Opened 16 years ago

Closed 12 years ago

#4098 closed Bug report (outdated)

const wxChar array shouldn't be a structure member

Reported by: Richard Lloyd Owned by:
Priority: normal Component: FileZilla Client
Keywords: Cc:
Component version: Operating system type: Other
Operating system version: HP-UX 11.X

Description

In FileZilla Client 3.1.6, src/interface/Options.cpp declares a t_default_option structure containing a const wxChar array (name[30] - see line 132). However, such a const array can never be initialised, so HP's C++ compiler in HP-UX 11.X refuses to compile the source code. I removed the const keyword and this fixed the problem.

Change History (4)

comment:1 by Tim Kosse, 16 years ago

Status: newmoreinfo

Are you sure it's invalid C++ and not merely a bug in your compiler? In the latter case, you need to upgrade to a better compiler.

comment:2 by Richard Lloyd, 16 years ago

Status: moreinfonew

I think it's invalid C++ - aren't const char arrays only ever supposed to be initialised at declaration time (e.g. with = "This is a string"; or something like that)? Otherwise, why make the char array const if you're intending to modify it later in the code?

I think the HP C++ compiler is right that trying to put a const array inside a structure is invalid code, because it's impossible to ever legally assign a value to such an array (I don't even think the declaration-time assignment of a string I suggested above is legal in this context, which is why the compiler flagged it as an error).

It's no big deal, because the fix is simply to remove the const keyword, but I wouldn't be surprised if other non-g++ C++ compiler took a dislike to it too. I'm wondering if gcc just simply ignores the const keyword silently and just makes it behave like a normal char array (in which case, gcc is the "worse" compiler in this case :-) ). The recent 3.2.0rc1 release still has this issue, but as I said, there's an easy workaround, so I'm not fussed either way.

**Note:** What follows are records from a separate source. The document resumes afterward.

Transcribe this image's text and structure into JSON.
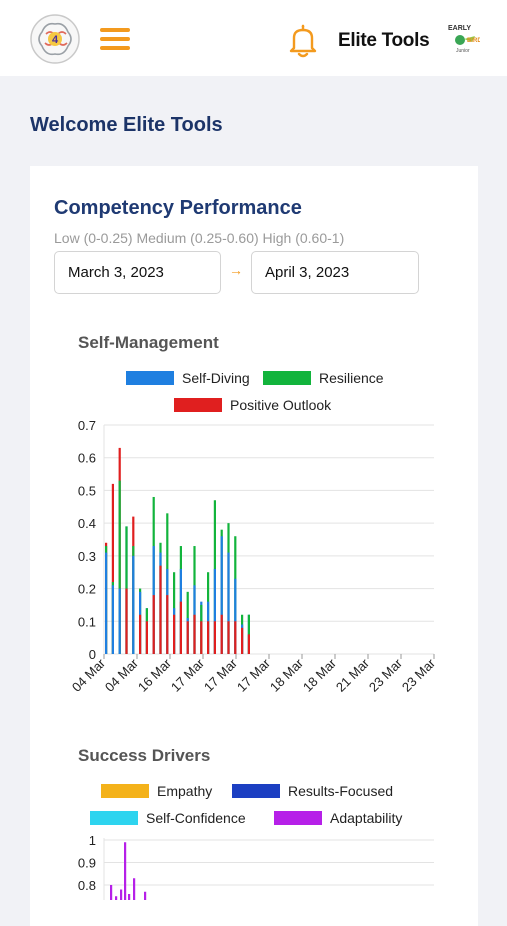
{
  "header": {
    "brand_name": "Elite Tools",
    "logo_icon": "brain-logo-icon",
    "menu_icon": "hamburger-menu-icon",
    "notification_icon": "bell-icon",
    "partner_logo_text": "EARLY BIRD",
    "accent_color": "#f39a1e"
  },
  "welcome_text": "Welcome Elite Tools",
  "competency": {
    "title": "Competency Performance",
    "levels": "Low (0-0.25) Medium (0.25-0.60) High (0.60-1)",
    "date_from": "March 3, 2023",
    "date_to": "April 3, 2023",
    "arrow_glyph": "→"
  },
  "chart_data": [
    {
      "type": "bar",
      "title": "Self-Management",
      "ylim": [
        0,
        0.7
      ],
      "yticks": [
        "0",
        "0.1",
        "0.2",
        "0.3",
        "0.4",
        "0.5",
        "0.6",
        "0.7"
      ],
      "x_tick_labels": [
        "04 Mar",
        "04 Mar",
        "16 Mar",
        "17 Mar",
        "17 Mar",
        "17 Mar",
        "18 Mar",
        "18 Mar",
        "21 Mar",
        "23 Mar",
        "23 Mar"
      ],
      "grid": true,
      "legend_position": "top",
      "series": [
        {
          "name": "Self-Diving",
          "color": "#1f7fe0",
          "values": [
            0.31,
            0.21,
            0.2,
            0.39,
            0.3,
            0.19,
            0.14,
            0.33,
            0.31,
            0.26,
            0.14,
            0.26,
            0.11,
            0.21,
            0.16,
            0.16,
            0.26,
            0.36,
            0.31,
            0.23,
            0.09,
            0.12
          ]
        },
        {
          "name": "Resilience",
          "color": "#12b43c",
          "values": [
            0.33,
            0.22,
            0.53,
            0.39,
            0.33,
            0.2,
            0.14,
            0.48,
            0.34,
            0.43,
            0.25,
            0.33,
            0.19,
            0.33,
            0.15,
            0.25,
            0.47,
            0.38,
            0.4,
            0.36,
            0.12,
            0.12
          ]
        },
        {
          "name": "Positive Outlook",
          "color": "#e01f1f",
          "values": [
            0.34,
            0.52,
            0.63,
            0.2,
            0.42,
            0.12,
            0.1,
            0.18,
            0.27,
            0.18,
            0.12,
            0.16,
            0.1,
            0.12,
            0.1,
            0.1,
            0.1,
            0.12,
            0.1,
            0.1,
            0.08,
            0.06
          ]
        }
      ]
    },
    {
      "type": "bar",
      "title": "Success Drivers",
      "ylim": [
        0,
        1
      ],
      "yticks": [
        "0.8",
        "0.9",
        "1"
      ],
      "grid": true,
      "legend_position": "top",
      "series": [
        {
          "name": "Empathy",
          "color": "#f4b21a",
          "values": []
        },
        {
          "name": "Results-Focused",
          "color": "#1c3fc2",
          "values": []
        },
        {
          "name": "Self-Confidence",
          "color": "#2ed4ef",
          "values": []
        },
        {
          "name": "Adaptability",
          "color": "#b620e8",
          "values": [
            0.8,
            0.75,
            0.78,
            0.99,
            0.76,
            0.83,
            0.72,
            0.77
          ]
        }
      ]
    }
  ]
}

comment:3 by Tim Kosse, 16 years ago

Status: newmoreinfo

A variable declaration is just that, a declaration. A variable only gets a value assigned when it gets defined (or instanciated). Initializer lists can be used at definition of a structure instance to give all members a value, even the const ones.

Note that wxChar is just a typedef for either char or wchar_t (depending if wxWidgets got compiled with Unicode support or not).

You said that the t_default_option instance makes problems, but didn't mention the instance of t_Option as making problems. In both cases there's a const array, once of type char and once of type wxChar.

So it shouldn't make a difference. A proper compiler should either accept both or reject both, depending on what the C++ standard says. But just failing one of the cases looks to me like a compiler error.

comment:4 by Alexander Schuch, 12 years ago

Resolution: outdated
Status: moreinfoclosed

I guess the problem is "solved"?

I am closing this case. If there are still compiling problems with non-GCC compilers for the mentioned case, please feel free to re-open this issue.